Smart voice assistants like Google Assistant and Siri are interesting applications of low-footprint machine learning. Here, neural networks are one component of the computational workload. A voice assistant pipeline, an example of which is shown in figure 1, consists of several stages. The first stage is typically to perform some sort of wake-word detection, where the assistant listens for a trigger phrase. When the trigger phrase is detected, the next stage in the process is to detect the presence of keywords that belong to a small dictionary. Examples of keywords could be common phrases, such as ”play” or ”pause”. These give specific instructions, for example, when listening to music. Since these two tasks are less compute-intensive as compared to general automatic speech recognition (ASR), they can be performed on-device with low latency. If no keyword is detected, the voice data is typically sent to a server where ASR is performed. However, on-device ASR is now becoming feasible for devices with enough processing power. On-device keyword spotting is also useful in scenarios when no internet connection is available or when data privacy is a concern.
Figure 1: An example speech processing pipeline for smart assistants.
Previous state-of-the-art keyword spotting models have depended on convolutional or recurrent neural networks that have been optimized for low latency. However, Transformer networks are now becoming increasingly popular for tackling problems in both natural language processing and computer vision. The Transformer is a neural network architecture that leverages self-attention, which means that features are dynamically calculated by allowing different parts of the input to attend to each other. In a recent paper, presented at InterSpeech 2021, we investigate to what extent the Transformer is suitable for the keyword spotting task, with regard to both accuracy and latency.
Figure 2: Our proposed approach to keyword spotting.
Our keyword spotting pipeline is shown in Figure 2. Here, the raw audio waveform is pre-processed by dividing the signal into a set of time slots and extracting the mel-frequency cepstrum coefficients (MFCCs) for each slot. Each set of MFCCs are then treated as an input token to the Transformer model, which computes self-attention between different tokens. This allows the model to extract audio features based on how different time slots interact with each other. It also makes the features more descriptive than those of traditional neural networks that have previously been used for keyword spotting. The Transformer outputs a global feature vector that is fed into a multi-layer perceptron (MLP), which classifies the audio into one of the keywords in the dictionary or as a non-keyword. We have named our model Keyword Transformer (KWT), and present three different versions, KWT-1, 2 and 3. Here, each number indicates increasing complexity, which allows for a trade-off between accuracy and latency.
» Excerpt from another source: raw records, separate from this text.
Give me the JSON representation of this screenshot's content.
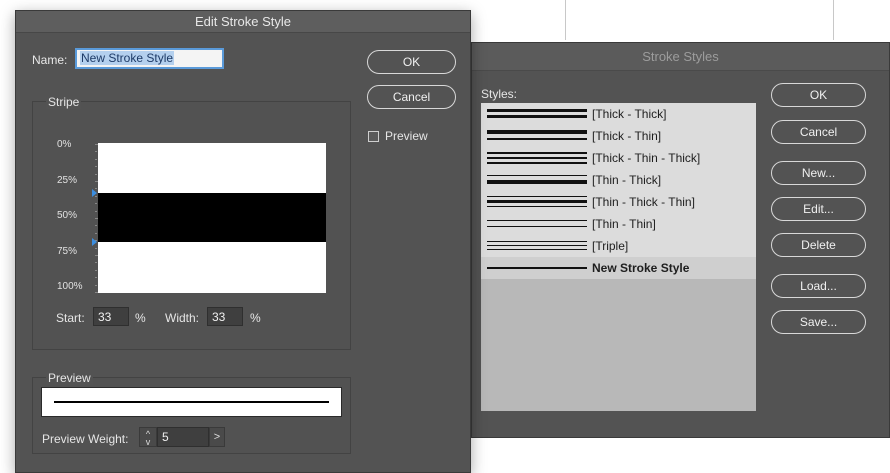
{
  "edit_dialog": {
    "title": "Edit Stroke Style",
    "name_label": "Name:",
    "name_value": "New Stroke Style",
    "ok_label": "OK",
    "cancel_label": "Cancel",
    "preview_check_label": "Preview",
    "preview_checked": false,
    "stripe": {
      "group_title": "Stripe",
      "ticks": [
        "0%",
        "25%",
        "50%",
        "75%",
        "100%"
      ],
      "start_label": "Start:",
      "start_value": "33",
      "width_label": "Width:",
      "width_value": "33",
      "unit": "%"
    },
    "preview": {
      "group_title": "Preview",
      "weight_label": "Preview Weight:",
      "weight_value": "5",
      "stepper_up": "^",
      "stepper_down": "v",
      "arrow": ">"
    }
  },
  "styles_dialog": {
    "title": "Stroke Styles",
    "styles_label": "Styles:",
    "items": [
      {
        "label": "[Thick - Thick]",
        "pattern": "thick-thick"
      },
      {
        "label": "[Thick - Thin]",
        "pattern": "thick-thin"
      },
      {
        "label": "[Thick - Thin - Thick]",
        "pattern": "thick-thin-thick"
      },
      {
        "label": "[Thin - Thick]",
        "pattern": "thin-thick"
      },
      {
        "label": "[Thin - Thick - Thin]",
        "pattern": "thin-thick-thin"
      },
      {
        "label": "[Thin - Thin]",
        "pattern": "thin-thin"
      },
      {
        "label": "[Triple]",
        "pattern": "triple"
      },
      {
        "label": "New Stroke Style",
        "pattern": "single",
        "selected": true
      }
    ],
    "buttons": {
      "ok": "OK",
      "cancel": "Cancel",
      "new": "New...",
      "edit": "Edit...",
      "delete": "Delete",
      "load": "Load...",
      "save": "Save..."
    }
  }
}
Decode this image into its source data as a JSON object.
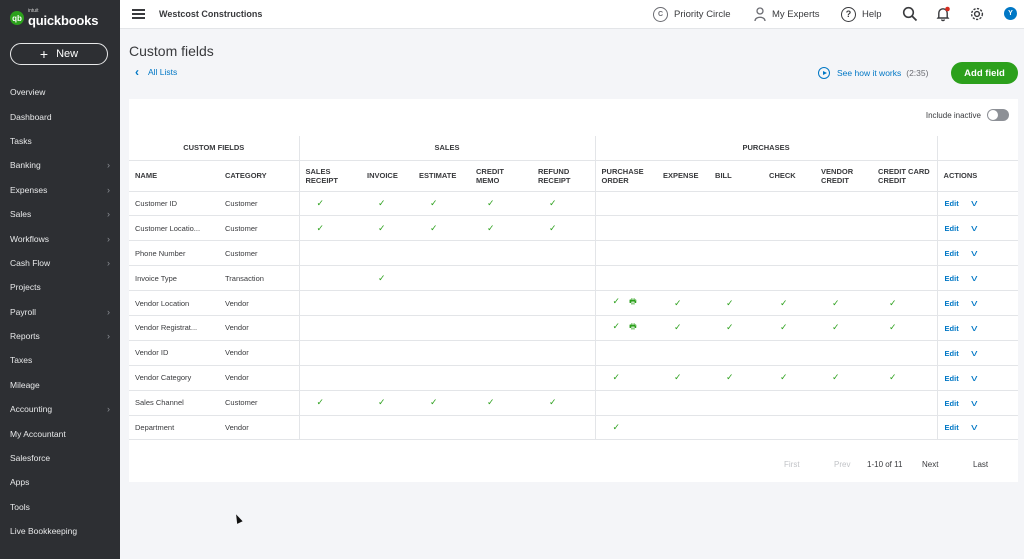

Figure 3: Latency and accuracy on a single thread on a mobile phone
Experimental results show that KWT works better than initially expected for keyword spotting. It achieves state-of-the-art classification accuracy on the Google Speech Commands dataset; 98.6% and 97.7% on the 12- and 35-word tasks respectively, outperforming all previous methods. We have also converted our model to TensorFlow Lite format and measured the inference latency on a OnePlus 6 mobile device based on the Snapdragon 845 (4x Arm Cortex-A75, 4x Arm Cortex-A55). Figure 3 shows the measured accuracy and latency for the 12- and 35-word tasks, for KWT and a set of other popular keyword spotting models. These show that KWT is also competitive with regard to latency. This indicates that accelerating Transformers might soon become an important workload for keyword spotting and other edge applications. There is also the possibility of making them even faster using sparse attention techniques and model compression.
If you would like to train a KWT model yourself or use one of our pre-trained models, the code is available on GitHub.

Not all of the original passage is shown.